Por outro lado, a prova produzida em Juízo corrobora a acusação e demonstra que o veículo conduzido pelo acusado colidiu na traseira da motocicleta, nos termos em que relatou a vítima, quando ouvida em Juízo:

“...que confirma o depoimento de fls. 33/36; que reconhece o réu presente; que o amigo do depoente que estava em outra motocicleta, trafegava alguns metros atrás; que não se lembra de ter passado pelo veículo conduzido pelo réu; que no momento que estava fazendo uma curva, também existindo um aclive, ouviu uma derrapada e foi atingido; que foi atingido na traseira da motocicleta; que a motocicleta ficou girando na pista; que reduziu a velocidade por causa da curva; que após o acidente viu um Corsa se aproximando e se imobilizando na mesma faixa onde o depoente caiu; que não visualizou o veículo que atingiu a sua motocicleta; que perguntou a uma menina, que trabalha próximo, na Estação do Move, e ela disse que o veículo estava do outro lado, na outra faixa; que a menina disse a Irley, quando ele se aproximou, que o condutor do veículo estava fugindo, momento em que Irley foi atrás dele; que um policial, à paisana, segundo Irley, o auxiliou para conter o condutor do veículo; que não teve contato com o condutor do veículo; ...” (Fábio Amorim da Silva Gamarano - fls. 94/95).

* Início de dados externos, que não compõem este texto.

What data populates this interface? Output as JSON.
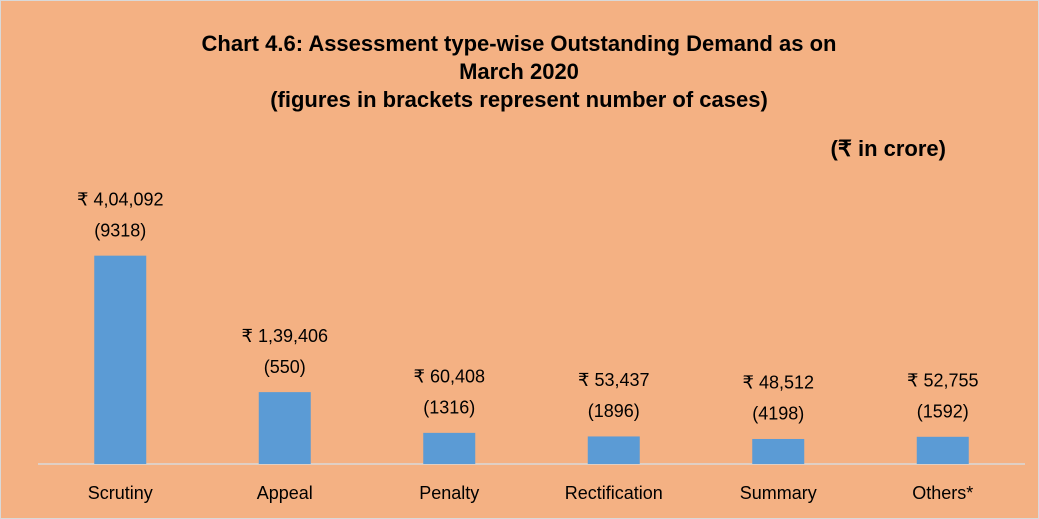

Além disso, a versão da vítima foi confirmada pela testemunha Irley, que relatou ter presenciado o momento exato da colisão e que viu quando a motocicleta foi atingida na traseira pelo veículo do réu:

“... que não havia veículos trafegando entre o depoente e Fábio, exceto o réu no momento da colisão; que estava trafegando atrás da motocicleta de Fábio; que presenciou o momento exato da colisão; que visualizou o veículo do réu quando ele passou pelo depoente, e achou estranho em razão da velocidade em que ele estava; que o veículo do réu passou pela esquerda do depoente; que iria fazer uma conversão para adentrar na avenida Portugal; que Fábio e o réu tinham passado um pouco da entrada para a avenida Portugal; que antes do local onde iria fazer a conversão, Fábio trafegava na faixa do meio e o depoente na faixa da direita; que Fábio estava entre as faixas da direita e do meio quando foi atingido; que no local existem várias curvas; que Fábio tinha acabado de fazer uma curva quando foi atingido; que Fábio foi atingido na traseira; que a motocicleta foi arremessada a quatrocentos ou quinhentos metros para a frente; que Fábio não acompanhou a motocicleta, foi jogado para cima e rolou para o lado esquerdo; que após o acidente Fábio foi para a vala existente no final da pista, na extremidade, para evitar ser atingido por outros veículos; que após atingir a motocicleta, o veículo do réu transpôs o passeio à direita, duas faixas de rolamento, e parou junto à barra de proteção de concreto; que a princípio se dirigiu ao local onde estava Fábio para prestar socorro; (…); que não ouviu nenhum barulho de frenagem do veículo do réu; que o veículo do réu estava em alta velocidade, e fazia uma curva quando houve a colisão; que o réu mudou de faixa umas duas vezes desde o momento que ultrapassou o depoente até o momento da colisão; que Fábio não mudou de faixa quando terminou de fazer a curva; que Fábio não sofreu lesões graves, apenas “ralou”....” (Irley Efigênio Barbosa – fls.96/97).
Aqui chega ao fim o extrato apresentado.